In 1991, twelve million people in Washington, D.C., Pittsburgh, Los Angeles and San Francisco were unable to make or receive phone calls when service was sporadically disrupted between June 26 and July 2. This was a time when second generation cell phones were just hitting the market, so many of those without phone service had no backup option. Having no access to a telephone line impacted profits as workdays were disrupted, and public safety as there was no way to call emergency services.
According to the New York Times, the disruption in service caused a minor panic as “Telephone company executives and federal regulators said they were not ruling out the possibility of sabotage by computer hackers.” There was also speculation that there was a defect somewhere in the networking software.
The real cause? A single, mistyped character. A typographical error that the software company, DSC Communications Corporation of Plano, Texas had made while entering the ten million lines of code that a System 7 station required. Not a hacker, not a software design error, but a human error.
1991 may seem like a long time ago, but the concept of human error remains true. The more complex the system, the greater the chance for human error.
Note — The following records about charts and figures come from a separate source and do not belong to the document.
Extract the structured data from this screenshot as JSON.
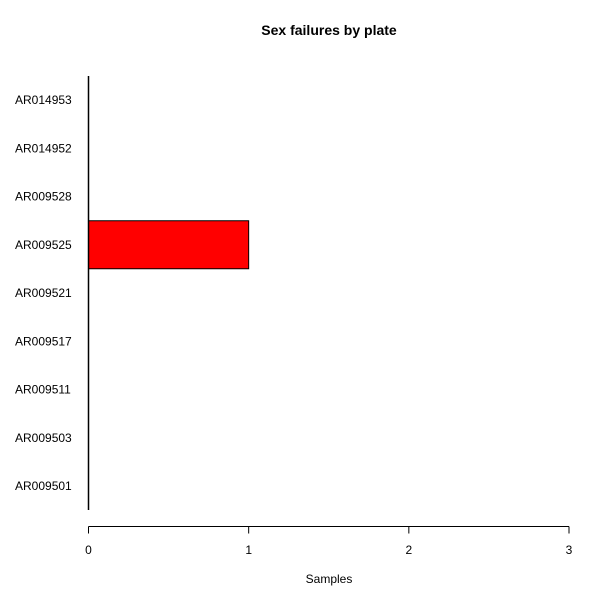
{
  "chart_data": {
    "type": "bar",
    "orientation": "horizontal",
    "title": "Sex failures by plate",
    "xlabel": "Samples",
    "ylabel": "",
    "xlim": [
      0,
      3
    ],
    "x_ticks": [
      0,
      1,
      2,
      3
    ],
    "categories": [
      "AR009501",
      "AR009503",
      "AR009511",
      "AR009517",
      "AR009521",
      "AR009525",
      "AR009528",
      "AR014952",
      "AR014953"
    ],
    "values": [
      0,
      0,
      0,
      0,
      0,
      1,
      0,
      0,
      0
    ],
    "bar_color": "#ff0000",
    "grid": false,
    "legend": "none"
  }
}
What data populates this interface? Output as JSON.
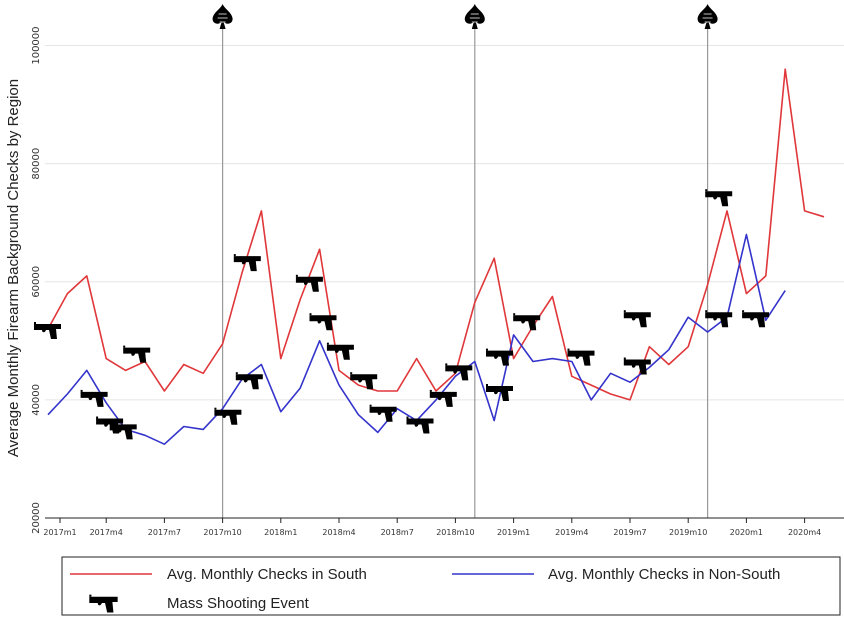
{
  "chart_data": {
    "type": "line",
    "title": "",
    "xlabel": "",
    "ylabel": "Average Monthly Firearm Background Checks by Region",
    "ylim": [
      20000,
      100000
    ],
    "y_ticks": [
      20000,
      40000,
      60000,
      80000,
      100000
    ],
    "x_tick_labels": [
      "2017m1",
      "2017m4",
      "2017m7",
      "2017m10",
      "2018m1",
      "2018m4",
      "2018m7",
      "2018m10",
      "2019m1",
      "2019m4",
      "2019m7",
      "2019m10",
      "2020m1",
      "2020m4"
    ],
    "grid": true,
    "x_start": "2017m1",
    "colors": {
      "south": "#e0373a",
      "nonsouth": "#3434cc",
      "event_line": "#999999",
      "grid": "#e5e5e5"
    },
    "series": [
      {
        "name": "Avg. Monthly Checks in South",
        "key": "south",
        "values": [
          52000,
          58000,
          61000,
          47000,
          45000,
          46500,
          41500,
          46000,
          44500,
          49500,
          61500,
          72000,
          47000,
          57000,
          65500,
          45000,
          42500,
          41500,
          41500,
          47000,
          41500,
          44500,
          56500,
          64000,
          47000,
          52500,
          57500,
          44000,
          42500,
          41000,
          40000,
          49000,
          46000,
          49000,
          59500,
          72000,
          58000,
          61000,
          96000,
          72000,
          71000
        ]
      },
      {
        "name": "Avg. Monthly Checks in Non-South",
        "key": "nonsouth",
        "values": [
          37500,
          41000,
          45000,
          39500,
          35000,
          34000,
          32500,
          35500,
          35000,
          38500,
          43500,
          46000,
          38000,
          42000,
          50000,
          42500,
          37500,
          34500,
          38500,
          36500,
          40000,
          44000,
          46500,
          36500,
          51000,
          46500,
          47000,
          46500,
          40000,
          44500,
          43000,
          45500,
          48500,
          54000,
          51500,
          54000,
          68000,
          53500,
          58500
        ]
      }
    ],
    "event_lines_at": [
      "2017m10",
      "2018m11",
      "2019m11"
    ],
    "mass_shooting_events": [
      {
        "x": 0,
        "y": 52000
      },
      {
        "x": 2.4,
        "y": 40500
      },
      {
        "x": 3.2,
        "y": 36000
      },
      {
        "x": 3.9,
        "y": 35000
      },
      {
        "x": 4.6,
        "y": 48000
      },
      {
        "x": 9.3,
        "y": 37500
      },
      {
        "x": 10.3,
        "y": 63500
      },
      {
        "x": 10.4,
        "y": 43500
      },
      {
        "x": 13.5,
        "y": 60000
      },
      {
        "x": 14.2,
        "y": 53500
      },
      {
        "x": 15.1,
        "y": 48500
      },
      {
        "x": 16.3,
        "y": 43500
      },
      {
        "x": 17.3,
        "y": 38000
      },
      {
        "x": 19.2,
        "y": 36000
      },
      {
        "x": 20.4,
        "y": 40500
      },
      {
        "x": 21.2,
        "y": 45000
      },
      {
        "x": 23.3,
        "y": 47500
      },
      {
        "x": 23.3,
        "y": 41500
      },
      {
        "x": 24.7,
        "y": 53500
      },
      {
        "x": 27.5,
        "y": 47500
      },
      {
        "x": 30.4,
        "y": 54000
      },
      {
        "x": 30.4,
        "y": 46000
      },
      {
        "x": 34.6,
        "y": 74500
      },
      {
        "x": 34.6,
        "y": 54000
      },
      {
        "x": 36.5,
        "y": 54000
      }
    ]
  },
  "legend": {
    "south_label": "Avg. Monthly Checks in South",
    "nonsouth_label": "Avg. Monthly Checks in Non-South",
    "event_label": "Mass Shooting Event"
  }
}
Stratus’s Downtime Prevention Buyer’s Guide, talks about the six questions you should be asking to prevent downtime, including how to insure against human error. Stratus suggests asking, “Does your solution require any specialized skills to install, configure, and/or maintain?”
“In addition to a solution’s recovery times and ease of integration, it is important to understand exactly what is involved in deploying and managing various availability alternatives. Some are simple to implement and administer, while others demand specialized IT expertise and involve significant ongoing administrative effort.
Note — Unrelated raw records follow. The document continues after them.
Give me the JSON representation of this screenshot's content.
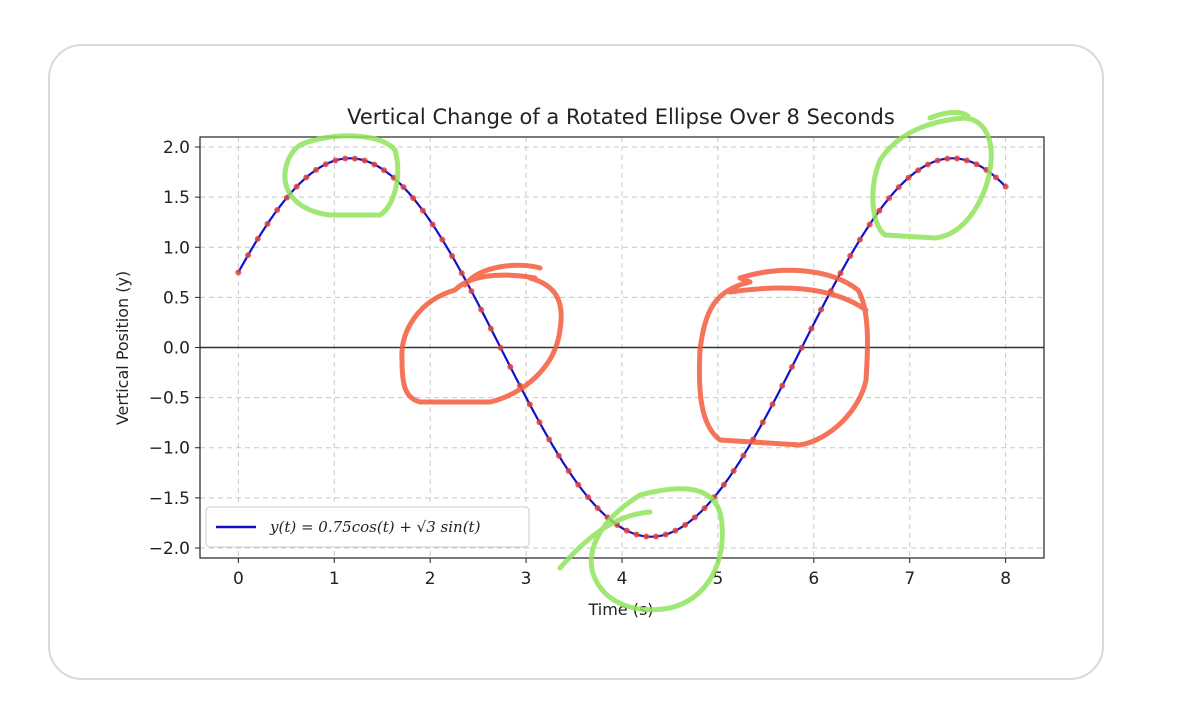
{
  "chart_data": {
    "type": "line",
    "title": "Vertical Change of a Rotated Ellipse Over 8 Seconds",
    "xlabel": "Time (s)",
    "ylabel": "Vertical Position (y)",
    "xlim": [
      -0.4,
      8.4
    ],
    "ylim": [
      -2.1,
      2.1
    ],
    "xticks": [
      0,
      1,
      2,
      3,
      4,
      5,
      6,
      7,
      8
    ],
    "yticks": [
      2.0,
      1.5,
      1.0,
      0.5,
      0.0,
      -0.5,
      -1.0,
      -1.5,
      -2.0
    ],
    "xtick_labels": [
      "0",
      "1",
      "2",
      "3",
      "4",
      "5",
      "6",
      "7",
      "8"
    ],
    "ytick_labels": [
      "2.0",
      "1.5",
      "1.0",
      "0.5",
      "0.0",
      "−0.5",
      "−1.0",
      "−1.5",
      "−2.0"
    ],
    "grid": true,
    "legend_position": "lower-left",
    "series": [
      {
        "name": "y(t) = 0.75cos(t) + √3 sin(t)",
        "function": "0.75*cos(t) + sqrt(3)*sin(t)",
        "x_range": [
          0,
          8
        ],
        "color": "#1111cc",
        "markers": true,
        "marker_color": "#e0433c",
        "samples": 80
      }
    ],
    "reference_line": {
      "y": 0,
      "color": "#333333"
    },
    "annotations": {
      "green_circles_color": "#8fe35a",
      "red_circles_color": "#f25a3c"
    }
  }
}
For example, deployment of high availability clusters requires careful planning to eliminate single points of failure and to properly size servers. Plus, whenever you make changes to hardware or software within the cluster, best practices suggest that you update and test failover scripts — a task that can be both time consuming and resource intensive. Some planned downtime is typically required to conduct the tests and ensure that the environment is working correctly.
Other solutions provide a more plug-and-play approach to availability. Today’s fault-tolerant approaches prevent downtime without the need for failover scripting, repeated test procedures, or any extra effort required to make applications cluster-aware. With fault-tolerant solutions, your applications run seamlessly with no need for software modifications or special configuration changes. Fault-tolerant servers even provide a “single system view” that presents and manages replicated components as one system image, thereby simplifying installation,configuration, and management.
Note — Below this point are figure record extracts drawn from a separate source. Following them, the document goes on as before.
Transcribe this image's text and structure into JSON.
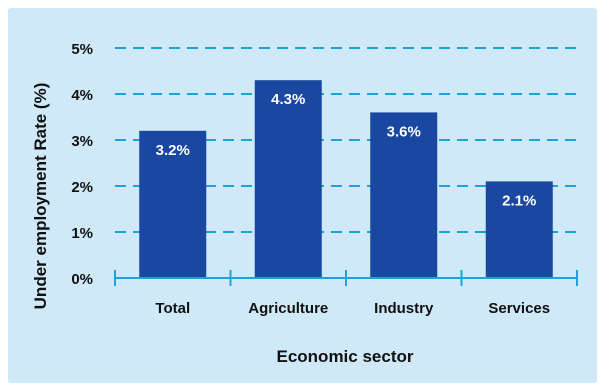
{
  "chart_data": {
    "type": "bar",
    "title": "",
    "xlabel": "Economic sector",
    "ylabel": "Under employment Rate (%)",
    "categories": [
      "Total",
      "Agriculture",
      "Industry",
      "Services"
    ],
    "values": [
      3.2,
      4.3,
      3.6,
      2.1
    ],
    "data_labels": [
      "3.2%",
      "4.3%",
      "3.6%",
      "2.1%"
    ],
    "y_ticks": [
      0,
      1,
      2,
      3,
      4,
      5
    ],
    "y_tick_labels": [
      "0%",
      "1%",
      "2%",
      "3%",
      "4%",
      "5%"
    ],
    "ylim": [
      0,
      5
    ],
    "grid": "horizontal dashed",
    "legend": "none",
    "colors": {
      "background": "#cfe9f9",
      "bar": "#1a47a0",
      "grid": "#1ea3d9",
      "axis": "#1ea3d9"
    }
  }
}
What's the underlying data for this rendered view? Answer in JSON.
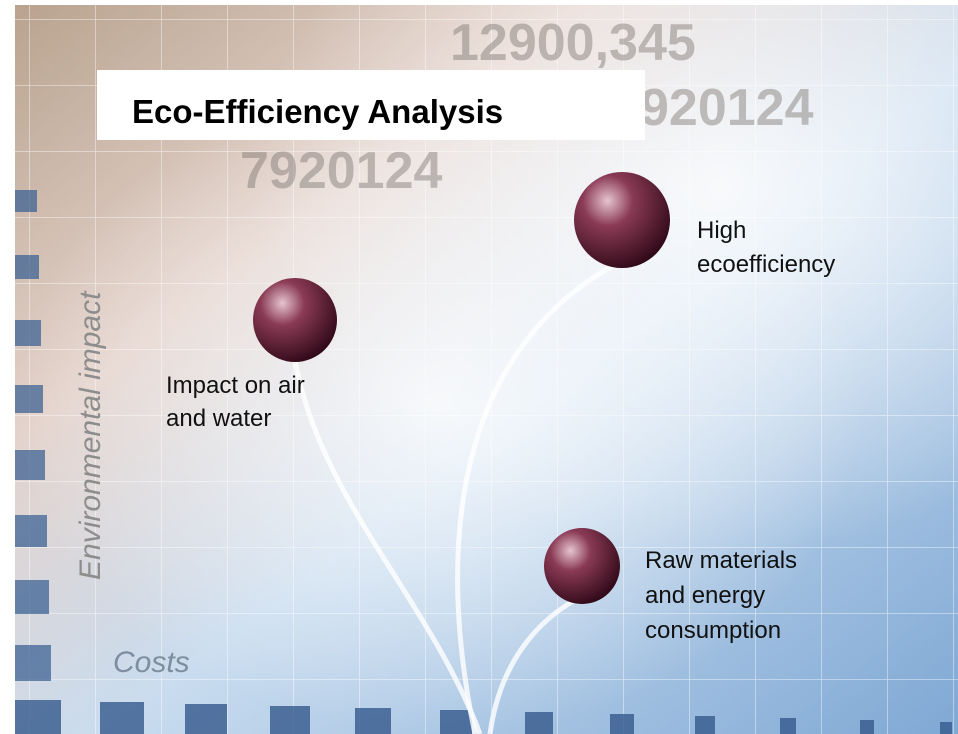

Before investing in a fault-tolerant solution to protect your critical applications against downtime, take serviceability into account, too. Ask about features like 24/7 system monitoring and automatic problem diagnosis, automated identification of failed components and replacement part ordering, customer-replaceable units with automatic system resynchronization features — all of which help ensure continuous operations and eliminate the need for specialized IT expertise.”